RDP 8606: The Nation's Wealth – Some New Calculations for Australia Appendix 1: Early Estimates of Australia's Wealth Stock

It is instructive to briefly examine some calculations of Australia's early wealth stock, both for their intrinsic interest, and because current wealth estimates are, one way or another, descended from these pioneering efforts. Table A1 summarises estimates of total wealth in Australia between 1813 and 1956, reported in current values. Both estate and inventory methods were used, and this partly accounts for the discrepancies between some of the estimates. Knibbs (1918), in particular, was very concerned with the problem of under-estimation of private wealth via the estate method. For 1915, he compares estimates from an inventory approach, from the War census, and from an estate estimate – one of the few occasions on which these approaches have been compared in a single study anywhere in the world.
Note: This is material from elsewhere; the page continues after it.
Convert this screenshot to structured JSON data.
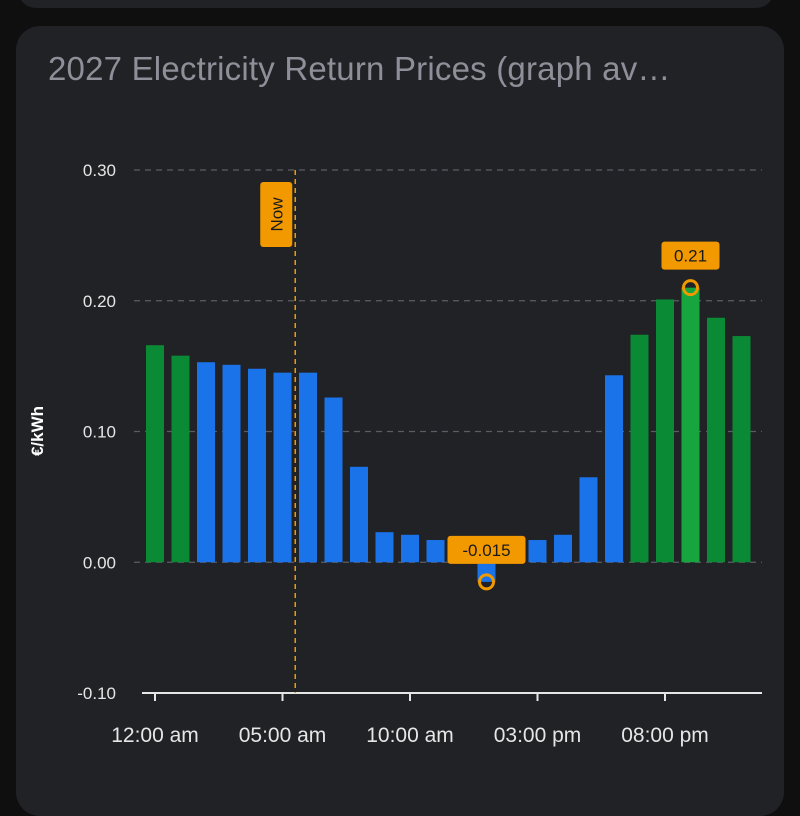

The census estimate of £1,643 million actually exceeds the estimate from the inventory approach, because the census includes items such as the value of government debt held by individuals which are excluded from an inventory of private sector wealth. Knibbs estimates these items to be worth £140 million (see his Preface). By contrast, the estate method gives an estimate of £1,000 million (p.128).

Table A1
Estimates of the Private Wealth of Australia: 1813–1956
£ million – current prices1
Author Year
  1813 1838 1863 1878 1888 1890 1903 1911 1915
Coghlan 1 26 163 875 1,019 982
Laughton 1,031
Knibbs 258 666 748 885 1,418 16202
Garland/Goldsmith 1,309
  1921 1923 1927 1929 1947 1956      
Wickens 2,166 2,423 3,064 3,351      
Garland/Goldsmith 2,823 4,350 7,018 21,763      

1. Sources: Knibbs (1918), p.130; Garland and Goldsmith (1959), Table X, p.351, Yearbook of the Commonwealth of Australia, No. 26, 1933, p. 492.
2. This is Knibbs' estimate by the inventory method in Knibbs (1918). He also reports estimates by census and by the estate method. See text for discussion.

It should also be noted that Gunton (1975) has provided a complete series of aggregate private wealth estimates from 1914 to 1969 using the estate method.[1]